A roar of confirmation from Harry’s mates set Max’s mind at rest.

“Ah, thank you, Harry!” said Max in real gratitude; “I thought you’d want to help poor Mrs. Baker. And thank you all,” added the boy merrily, “for being so kind to me. We had a jolly song, hadn’t we? I shall call on Hal Tatton for another next time I see him.”

“You’ll get it so soon as ye asks, master,” returned the grinning Tatton. “I’m not forgetting the way ye cured that sprained wrist o’ mine—I’ll stand by Bell.”

“And me!” “And me!” shouted the voices of many rough fellows who had met with kindness from the good Doctor or his son.

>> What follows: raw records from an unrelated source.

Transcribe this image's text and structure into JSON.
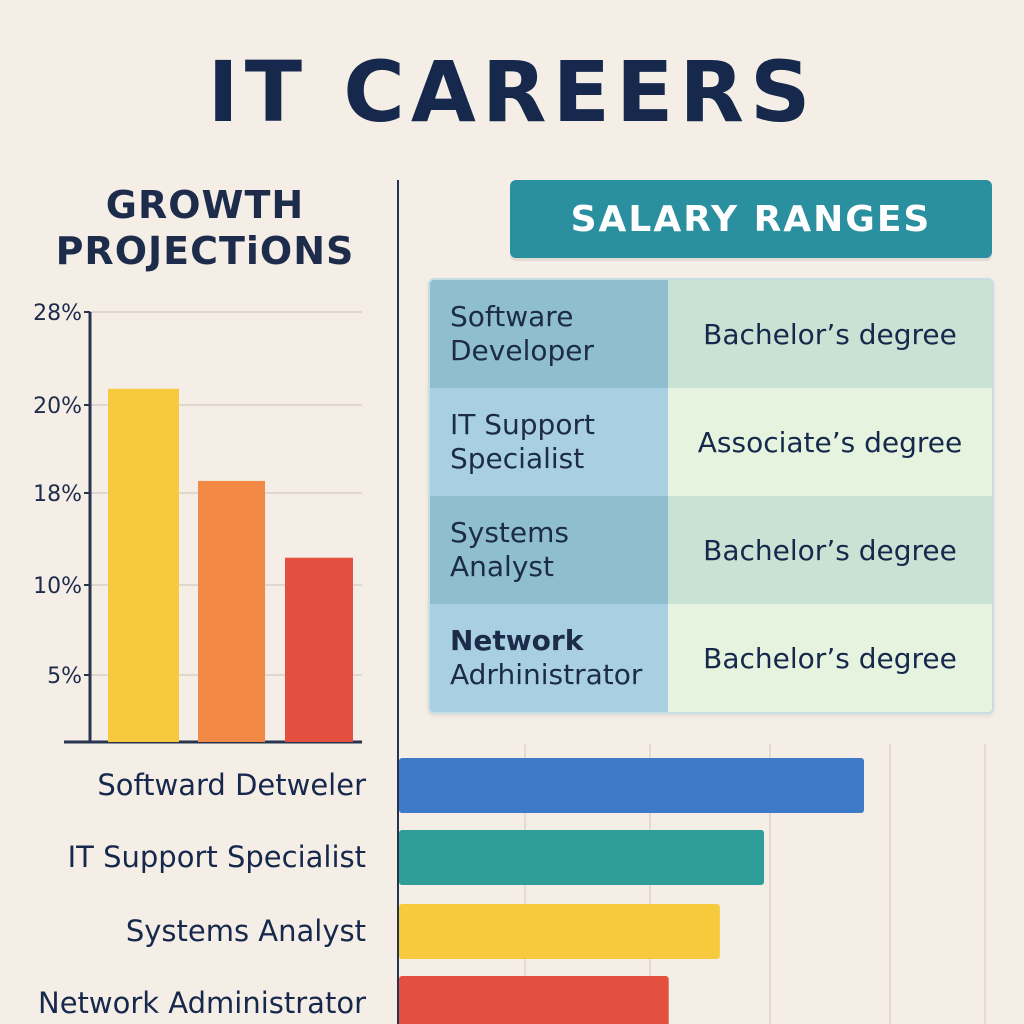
{
  "title": "IT CAREERS",
  "growth": {
    "title_line1": "GROWTH",
    "title_line2": "PROJECTiONS",
    "tick_labels": [
      "28%",
      "20%",
      "18%",
      "10%",
      "5%"
    ],
    "chart_data": {
      "type": "bar",
      "values": [
        23,
        17,
        12
      ],
      "colors": [
        "#f7c93c",
        "#f28a45",
        "#e4503f"
      ],
      "ylim": [
        0,
        28
      ],
      "grid": true
    }
  },
  "salary": {
    "title": "SALARY RANGES",
    "rows": [
      {
        "role_line1": "Software",
        "role_line2": "Developer",
        "degree": "Bachelor’s degree"
      },
      {
        "role_line1": "IT Support",
        "role_line2": "Specialist",
        "degree": "Associate’s degree"
      },
      {
        "role_line1": "Systems",
        "role_line2": "Analyst",
        "degree": "Bachelor’s degree"
      },
      {
        "role_line1": "Network",
        "role_line2": "Adrhinistrator",
        "degree": "Bachelor’s degree"
      }
    ]
  },
  "chart_data": {
    "type": "bar",
    "orientation": "horizontal",
    "categories": [
      "Softward Detweler",
      "IT Support Specialist",
      "Systems Analyst",
      "Network Administrator"
    ],
    "values": [
      100,
      78.5,
      69,
      58
    ],
    "colors": [
      "#3f7ac8",
      "#2f9e98",
      "#f7c93c",
      "#e4503f"
    ],
    "xlim": [
      0,
      125
    ],
    "grid": true
  }
}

“Then thank you all again, and good-bye!” cried Max. The men stood silent, watching him as he went. He had brought with him into the wretched place a glimpse of brightness, and the loafers of Lumber’s Yard were sorry to see him go.

Harry the giant kept his word, and told off his retainers to mount guard by turns over the cottage where Bell lay moaning. By and by he found it simpler to lock Joe Baker into a shed behind his cottage, giving him plenty of sacks to keep him warm, and a liberal supply of food, collected from the neighbours. In this fashion Joe was kept out of mischief until Bell was up and about again; when Harry’s elementary sense of justice assured him that he had kept his bond with Max and had no further right to interfere for the present in the marital affairs of the Bakers.

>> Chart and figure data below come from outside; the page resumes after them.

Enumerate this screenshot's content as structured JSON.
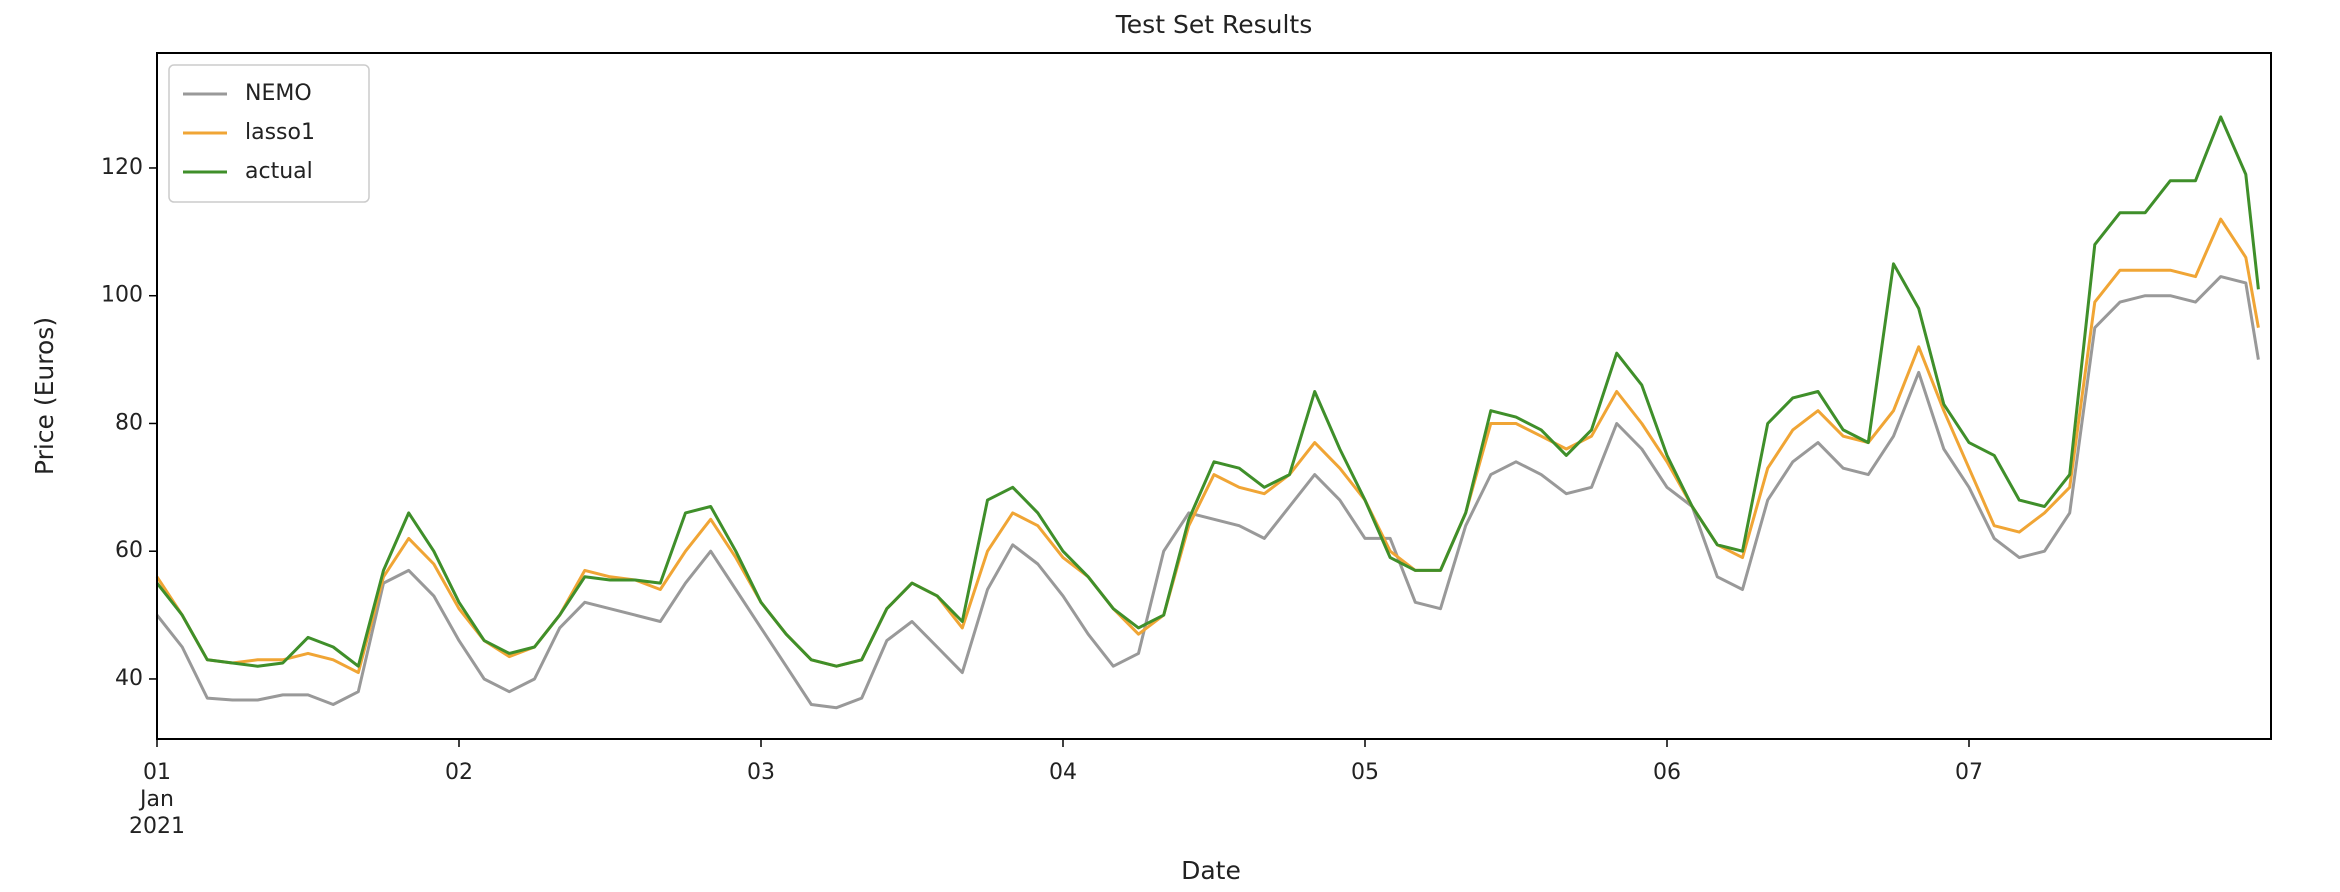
{
  "chart_data": {
    "type": "line",
    "title": "Test Set Results",
    "xlabel": "Date",
    "ylabel": "Price (Euros)",
    "x": [
      0,
      2,
      4,
      6,
      8,
      10,
      12,
      14,
      16,
      18,
      20,
      22,
      24,
      26,
      28,
      30,
      32,
      34,
      36,
      38,
      40,
      42,
      44,
      46,
      48,
      50,
      52,
      54,
      56,
      58,
      60,
      62,
      64,
      66,
      68,
      70,
      72,
      74,
      76,
      78,
      80,
      82,
      84,
      86,
      88,
      90,
      92,
      94,
      96,
      98,
      100,
      102,
      104,
      106,
      108,
      110,
      112,
      114,
      116,
      118,
      120,
      122,
      124,
      126,
      128,
      130,
      132,
      134,
      136,
      138,
      140,
      142,
      144,
      146,
      148,
      150,
      152,
      154,
      156,
      158,
      160,
      162,
      164,
      166,
      167
    ],
    "series": [
      {
        "name": "NEMO",
        "color": "#999999",
        "values": [
          50,
          45,
          37,
          36.7,
          36.7,
          37.5,
          37.5,
          36,
          38,
          55,
          57,
          53,
          46,
          40,
          38,
          40,
          48,
          52,
          51,
          50,
          49,
          55,
          60,
          54,
          48,
          42,
          36,
          35.5,
          37,
          46,
          49,
          45,
          41,
          54,
          61,
          58,
          53,
          47,
          42,
          44,
          60,
          66,
          65,
          64,
          62,
          67,
          72,
          68,
          62,
          62,
          52,
          51,
          64,
          72,
          74,
          72,
          69,
          70,
          80,
          76,
          70,
          67,
          56,
          54,
          68,
          74,
          77,
          73,
          72,
          78,
          88,
          76,
          70,
          62,
          59,
          60,
          66,
          95,
          99,
          100,
          100,
          99,
          103,
          102,
          90
        ]
      },
      {
        "name": "lasso1",
        "color": "#f0a535",
        "values": [
          56,
          50,
          43,
          42.5,
          43,
          43,
          44,
          43,
          41,
          56,
          62,
          58,
          51,
          46,
          43.5,
          45,
          50,
          57,
          56,
          55.5,
          54,
          60,
          65,
          59,
          52,
          47,
          43,
          42,
          43,
          51,
          55,
          53,
          48,
          60,
          66,
          64,
          59,
          56,
          51,
          47,
          50,
          64,
          72,
          70,
          69,
          72,
          77,
          73,
          68,
          60,
          57,
          57,
          66,
          80,
          80,
          78,
          76,
          78,
          85,
          80,
          74,
          67,
          61,
          59,
          73,
          79,
          82,
          78,
          77,
          82,
          92,
          82,
          73,
          64,
          63,
          66,
          70,
          99,
          104,
          104,
          104,
          103,
          112,
          106,
          95
        ]
      },
      {
        "name": "actual",
        "color": "#3f8f2a",
        "values": [
          55,
          50,
          43,
          42.5,
          42,
          42.5,
          46.5,
          45,
          42,
          57,
          66,
          60,
          52,
          46,
          44,
          45,
          50,
          56,
          55.5,
          55.5,
          55,
          66,
          67,
          60,
          52,
          47,
          43,
          42,
          43,
          51,
          55,
          53,
          49,
          68,
          70,
          66,
          60,
          56,
          51,
          48,
          50,
          65,
          74,
          73,
          70,
          72,
          85,
          76,
          68,
          59,
          57,
          57,
          66,
          82,
          81,
          79,
          75,
          79,
          91,
          86,
          75,
          67,
          61,
          60,
          80,
          84,
          85,
          79,
          77,
          105,
          98,
          83,
          77,
          75,
          68,
          67,
          72,
          108,
          113,
          113,
          118,
          118,
          128,
          119,
          101
        ]
      }
    ],
    "xlim": [
      0,
      168
    ],
    "xticks": [
      {
        "value": 0,
        "label": "01\nJan\n2021"
      },
      {
        "value": 24,
        "label": "02"
      },
      {
        "value": 48,
        "label": "03"
      },
      {
        "value": 72,
        "label": "04"
      },
      {
        "value": 96,
        "label": "05"
      },
      {
        "value": 120,
        "label": "06"
      },
      {
        "value": 144,
        "label": "07"
      }
    ],
    "ylim": [
      30.6,
      138
    ],
    "yticks": [
      40,
      60,
      80,
      100,
      120
    ],
    "legend": "upper left"
  }
}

During the long hours of his imprisonment, Joe’s memory of Max’s successful plan stirred the drunken scamp to bitter hatred and a passionate desire for revenge. But he knew that to raise a finger against “the young Doc’” would be to set the whole village in a fury; and dread for the results on his own person made him sulk and scowl in secret.

Max, on that eventful evening, went from the “Jolly Dog” straight back to the Bakers’ cottage. There, as he had hoped, he found his father, and the pair walked home in company.